“¡El mundo del Mal escapa casi del todo a la comprensión de nuestro espíritu!”, anota el joven párroco en su “Diario de un Cura rural”, de Georges Bernanos. Reflexiona así después de un primer enfrentamiento con el Maligno: ”¿Qué sabemos del pecado? Los geólogos nos enseñan que el suelo, que nos parece tan firme, no es realmente más que una pequeña película sobre un océano de fuego líquido, siempre ardiente… ¿Qué espesor tiene el pecado? ¿Hasta qué espesor hay que calar?”. En la confesión, por ejemplo, sólo descubrimos las capas superficiales del “misterio de iniquidad“, que opera en nosotros. El Maligno no permite que lo superen en maldad, solamente que lo imiten. Tiene siempre la posibilidad de incrementar su poder en nosotros. El pecador no será más que su caricatura ridícula. Entre tanto, él hace su obra, que cómplices no le faltan: Las guerras son siempre contra un “extraño enemigo”, no contra un hermano; el asesinato de los inocentes se presenta como alivio para la mujer, en el acto más maravilloso de la creación que es la concepción de un ser humano; la violencia desatada se combatirá -es la guerra- con la violencia calculada; al joven se le adiestrará en la técnica para que pueda señorear sobre sus semejantes indefensos; y se crearán programas eruditos y dispendiosos para cambiar las estructuras, pero no los corazones. El Maligno se mueve a sus anchas en campo abierto.
De las tentaciones de Cristo, la última revela la cínica sonrisa del Tentador, que dice: -Yo tengo todo poder, pero no dice que lo usurpó; -Míos son todos los reinos de la tierra, pero no el Reino de los cielos; -Yo los doy a quien quiero, pero pone sus condiciones: -Si me adoras. Jesucristo ubica bien este poder: “Saben que los jefes de las naciones, las tiranizan, y los grandes las oprimen con su poder. No ha de ser así entre ustedes” (Mt 20,25). Los poderosos no admiten competidores, pero sí saben incorporarlos a su proyecto dominador. Saben también recompensarlos. De lo que se trata es de ejercer el poder, aunque sea sobre la mascota obligada a llevar vida de hogar. Las facciones o partidos dividen a la sociedad, comparten el poder y se reparten la ganancia.
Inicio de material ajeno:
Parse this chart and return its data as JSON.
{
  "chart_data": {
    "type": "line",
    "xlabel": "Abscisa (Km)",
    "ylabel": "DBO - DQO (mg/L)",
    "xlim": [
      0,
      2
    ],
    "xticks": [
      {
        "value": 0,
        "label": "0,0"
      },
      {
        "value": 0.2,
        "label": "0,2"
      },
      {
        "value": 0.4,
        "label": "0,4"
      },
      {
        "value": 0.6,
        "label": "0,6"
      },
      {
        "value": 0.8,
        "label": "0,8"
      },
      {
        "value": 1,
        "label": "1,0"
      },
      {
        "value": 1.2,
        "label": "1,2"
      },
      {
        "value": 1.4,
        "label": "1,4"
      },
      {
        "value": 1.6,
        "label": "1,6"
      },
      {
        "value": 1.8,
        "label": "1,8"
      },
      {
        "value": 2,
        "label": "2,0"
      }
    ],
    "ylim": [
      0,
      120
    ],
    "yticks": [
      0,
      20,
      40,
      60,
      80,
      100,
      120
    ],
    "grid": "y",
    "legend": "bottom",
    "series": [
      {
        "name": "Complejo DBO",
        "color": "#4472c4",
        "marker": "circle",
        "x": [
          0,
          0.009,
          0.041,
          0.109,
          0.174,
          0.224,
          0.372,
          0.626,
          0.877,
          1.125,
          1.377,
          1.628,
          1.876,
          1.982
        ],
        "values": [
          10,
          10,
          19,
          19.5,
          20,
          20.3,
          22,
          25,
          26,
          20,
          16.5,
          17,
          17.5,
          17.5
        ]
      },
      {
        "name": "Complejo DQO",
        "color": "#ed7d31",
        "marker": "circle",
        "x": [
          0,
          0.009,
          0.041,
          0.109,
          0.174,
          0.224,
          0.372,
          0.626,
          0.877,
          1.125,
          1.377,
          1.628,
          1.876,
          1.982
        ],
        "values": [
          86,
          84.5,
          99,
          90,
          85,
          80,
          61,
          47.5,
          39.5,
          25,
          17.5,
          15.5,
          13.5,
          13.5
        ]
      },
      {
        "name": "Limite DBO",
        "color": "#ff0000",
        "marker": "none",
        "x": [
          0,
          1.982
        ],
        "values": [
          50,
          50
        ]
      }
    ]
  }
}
“Separación de poderes” entre Iglesia y Estado, se dice. No se igualen los desiguales: “Entre ustedes no será así”, indicó Jesucristo. Lo único que reclama Jesús para su Iglesia es la libertad para anunciar su Evangelio. Y lo hace por atracción, con la fuerza única de la verdad. Porque el Evangelio es una fuerza penetrante que desinfecta el corazón enfermo como la sal en la herida. Escuece. Lo han querido domesticar, volviéndolo eslogan como en libertad-igualdad-fraternidad. Pero no han podido, porque sus pregoneros, si se llenaron de espuma la boca con la libertad y se engolosinaron con la igualdad, enmudecieron con la fraternidad. Leyeron el Evangelio al revés, porque sin fraternidad no hay igualdad y mucho menos libertad.
Fraguar una cultura lleva tiempo, pero un siglo parece suficiente para intentarlo. El maestro florentino enseñó que el principal deber del príncipe es conservar el poder y nosotros hemos tenido discípulos aventajados. El poder seduce, desquicia y llega a envilecer. Se convierte en droga que anestesia el corazón y nubla los ojos para no ver alrededor. Menos al necesitado. Todo está bien. Las ideologías suelen degenerar en sistemas opresores que se esclerotizan en entramados culturales que todo lo justifican e igualan, hasta el absurdo: Todos somos iguales, pero nosotros somos los mejores. El mal se ha vuelto connatural y hasta benefactor.